Owona Nguini et Abé tirent à boulets rouges
La posture des universitaires organiques de gauche développée ces derniers temps est fort curieuse quand nous nous souvenons des positions iconoclastes de ces derniers à l’égard du régime en place. Il y a, visiblement, un retournement de veste qui est constaté tant cette classe d’universitaires fait, sans coup férir, le jeu du système gouvernant en place, qui raffole des critiques faites à l’endroit des opposants politiques. Lorsque Alain Fogué, Géostratège, avait organisé un débat, il y a une décennie, à l’amphi 700 de l’Université de Yaoundé 1, des universitaires laudateurs(Jacques Fame Ndongo, Sémioticien; Joseph Vincent Ntuda Ebodé, Géostratège; Rachel Bidja Ava, Philosophe; Mabou Mabou, Historien-enseignant des sciences de l’information et de la communication) étaient viscéralement opposés aux universitaires pourfendeurs (M.-E. Owona Nguini, Socio-politiste; C.Abé, Sociologue; Xavier Messè, enseignant de journalisme) du système gouvernant. C’était au sujet du rôle de l’intelligentsia dans le procédé de la fabrication des motions de soutien au Cameroun. Le trio des universitaires de gauche avait tellement battu en brèche les positions des universitaires de droite que l’on a du mal, ces derniers mois, à comprendre la rétractation des critiques du présent régime. A. Fogué, à l’époque leader du Mouvement pour la révolution populaire (Mrp), est, d’ailleurs, celui qui avait, quelques années plus tard, été à l’origine de la sollicitation de ces intellectuels de gauche pour participer au projet de la création d’une nouvelle formation politique dénommée le Mrc (Mouvement pour la renaissance du Cameroun), dont Maurice Kamto avait été choisi pour tenir les rênes. Owona Nguini, Abé, Stephane Akoa, St Eloi Bidoung, Olivier Bilé, Frank Hubert Ateba, Fabien Assigana sont, entre autres, des figures ayant été des membres fondateurs de ce parti.
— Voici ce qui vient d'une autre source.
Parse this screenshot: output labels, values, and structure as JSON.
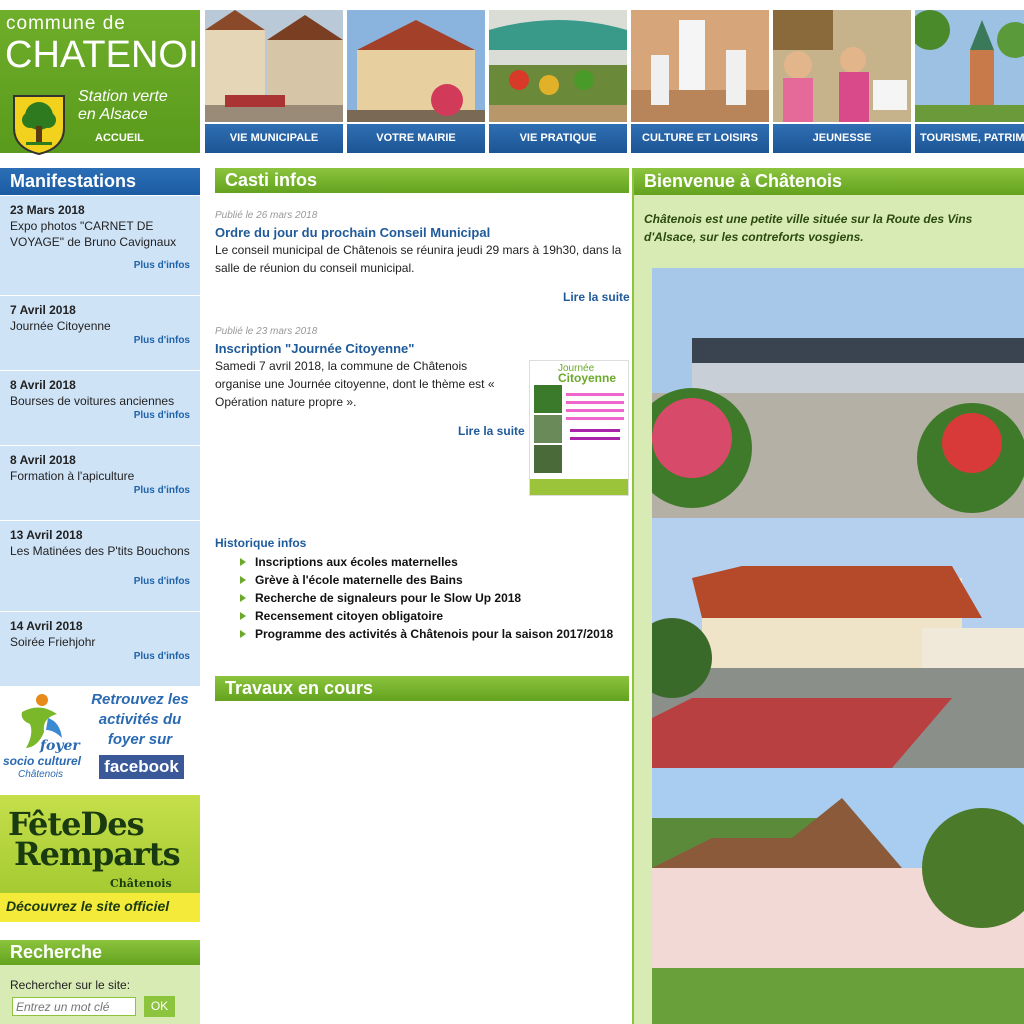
{
  "header": {
    "logo_line1": "commune de",
    "logo_line2": "CHATENOIS",
    "logo_tag1": "Station verte",
    "logo_tag2": "en Alsace",
    "accueil": "ACCUEIL"
  },
  "nav": [
    {
      "label": "VIE MUNICIPALE"
    },
    {
      "label": "VOTRE MAIRIE"
    },
    {
      "label": "VIE PRATIQUE"
    },
    {
      "label": "CULTURE ET LOISIRS"
    },
    {
      "label": "JEUNESSE"
    },
    {
      "label": "TOURISME, PATRIM"
    }
  ],
  "manifestations": {
    "title": "Manifestations",
    "more_label": "Plus d'infos",
    "events": [
      {
        "date": "23 Mars 2018",
        "desc": "Expo photos \"CARNET DE VOYAGE\" de Bruno Cavignaux"
      },
      {
        "date": "7 Avril 2018",
        "desc": "Journée Citoyenne"
      },
      {
        "date": "8 Avril 2018",
        "desc": "Bourses de voitures anciennes"
      },
      {
        "date": "8 Avril 2018",
        "desc": "Formation à l'apiculture"
      },
      {
        "date": "13 Avril 2018",
        "desc": "Les Matinées des P'tits Bouchons"
      },
      {
        "date": "14 Avril 2018",
        "desc": "Soirée Friehjohr"
      }
    ]
  },
  "foyer": {
    "text": "Retrouvez les activités du foyer sur",
    "facebook": "facebook",
    "logo_line1": "foyer",
    "logo_line2": "socio culturel",
    "logo_line3": "Châtenois"
  },
  "fete": {
    "line1": "FêteDes",
    "line2": "Remparts",
    "line3": "Châtenois",
    "cta": "Découvrez le site officiel"
  },
  "search": {
    "title": "Recherche",
    "label": "Rechercher sur le site:",
    "placeholder": "Entrez un mot clé",
    "button": "OK"
  },
  "casti": {
    "title": "Casti infos",
    "read_more": "Lire la suite",
    "news": [
      {
        "published": "Publié le 26 mars 2018",
        "title": "Ordre du jour du prochain Conseil Municipal",
        "body": "Le conseil municipal de Châtenois se réunira jeudi 29 mars à 19h30, dans la salle de réunion du conseil municipal."
      },
      {
        "published": "Publié le 23 mars 2018",
        "title": "Inscription \"Journée Citoyenne\"",
        "body": "Samedi 7 avril 2018, la commune de Châtenois organise une Journée citoyenne, dont le thème est « Opération nature propre »."
      }
    ],
    "poster_title1": "Journée",
    "poster_title2": "Citoyenne"
  },
  "history": {
    "title": "Historique infos",
    "items": [
      "Inscriptions aux écoles maternelles",
      "Grève à l'école maternelle des Bains",
      "Recherche de signaleurs pour le Slow Up 2018",
      "Recensement citoyen obligatoire",
      "Programme des activités à Châtenois pour la saison 2017/2018"
    ]
  },
  "travaux": {
    "title": "Travaux en cours"
  },
  "welcome": {
    "title": "Bienvenue à Châtenois",
    "text": "Châtenois est une petite ville située sur la Route des Vins d'Alsace, sur les contreforts vosgiens."
  }
}
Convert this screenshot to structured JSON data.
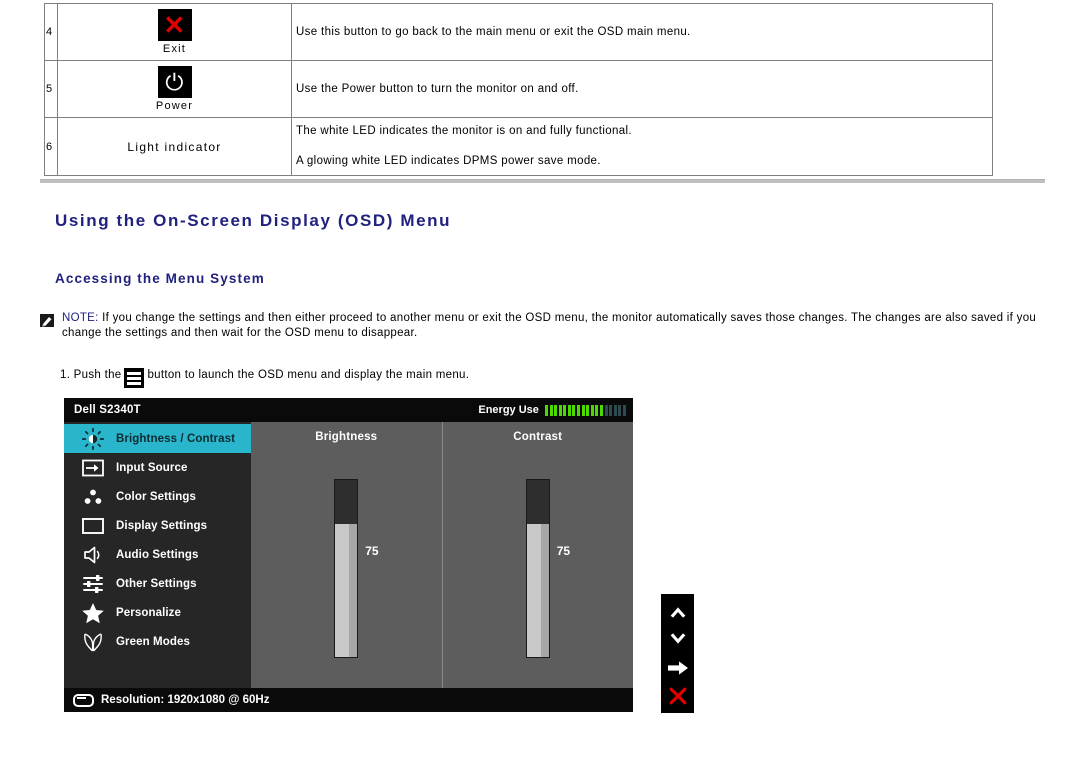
{
  "table": {
    "rows": [
      {
        "num": "4",
        "icon": "exit-x-icon",
        "icon_label": "Exit",
        "desc": [
          "Use this button to go back to the main menu or exit the OSD main menu."
        ]
      },
      {
        "num": "5",
        "icon": "power-icon",
        "icon_label": "Power",
        "desc": [
          "Use the Power button to turn the monitor on and off."
        ]
      },
      {
        "num": "6",
        "icon": "",
        "icon_label": "Light indicator",
        "desc": [
          "The white LED indicates the monitor is on and fully functional.",
          "A glowing white LED indicates DPMS power save mode."
        ]
      }
    ]
  },
  "headings": {
    "h1": "Using the On-Screen Display (OSD) Menu",
    "h2": "Accessing the Menu System"
  },
  "note": {
    "keyword": "NOTE:",
    "body": " If you change the settings and then either proceed to another menu or exit the OSD menu, the monitor automatically saves those changes. The changes are also saved if you change the settings and then wait for the OSD menu to disappear."
  },
  "step": {
    "prefix": "1. Push the",
    "suffix": "button to launch the OSD menu and display the main menu."
  },
  "osd": {
    "model": "Dell S2340T",
    "energy_label": "Energy Use",
    "energy_bars_lit": 13,
    "energy_bars_dim": 5,
    "menu": [
      {
        "label": "Brightness / Contrast",
        "icon": "brightness-icon",
        "active": true
      },
      {
        "label": "Input Source",
        "icon": "input-source-icon",
        "active": false
      },
      {
        "label": "Color Settings",
        "icon": "color-settings-icon",
        "active": false
      },
      {
        "label": "Display Settings",
        "icon": "display-settings-icon",
        "active": false
      },
      {
        "label": "Audio Settings",
        "icon": "audio-settings-icon",
        "active": false
      },
      {
        "label": "Other Settings",
        "icon": "other-settings-icon",
        "active": false
      },
      {
        "label": "Personalize",
        "icon": "star-icon",
        "active": false
      },
      {
        "label": "Green Modes",
        "icon": "green-modes-leaf-icon",
        "active": false
      }
    ],
    "panes": [
      {
        "title": "Brightness",
        "value": "75",
        "percent": 75
      },
      {
        "title": "Contrast",
        "value": "75",
        "percent": 75
      }
    ],
    "footer": "Resolution: 1920x1080 @ 60Hz",
    "nav_buttons": [
      {
        "name": "up-chevron-icon"
      },
      {
        "name": "down-chevron-icon"
      },
      {
        "name": "right-arrow-icon"
      },
      {
        "name": "close-x-icon"
      }
    ],
    "colors": {
      "highlight": "#29b6cc",
      "energy_lit": "#4cdb00",
      "energy_dim": "#2c4a4f",
      "pane_bg": "#5d5d5d",
      "menu_bg": "#262626",
      "bar_bg": "#0a0a0a"
    }
  },
  "doc_colors": {
    "heading": "#21217f",
    "exit_red": "#e00000"
  }
}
Ils avaient contribué à la conceptualisation des textes fondateurs de cette jeune formation. Au point d’aider cette entité politique à sortir des fonts baptismaux, il y a sept ans, au Hilton hôtel. Ce jour-là, le lancement officiel des activités du Mrc se fit dans l’obscurité. Si bien que d’aucuns soupçonnèrent une connivence des autorités gouvernantes pour saper cet événement. C’était une parenthèse historique.
Pendant que Owona Nguini et Abé tirent à boulets rouges aujourd’hui sur Kamto et sur les Mrcistes alors qu’ils avaient œuvré, tous ensemble, à la structuration et à la fondation des jalons de cette organisation politique, laquelle fait des émules, cela ressemble, à s’y méprendre, à une forme de perfidie ou, du moins, à une forme de trahison des membres fondateurs, dont la volte-face est avérée et patentée. Comme le précise la ritournelle populaire, seuls les imbéciles ne changent pas d’avis!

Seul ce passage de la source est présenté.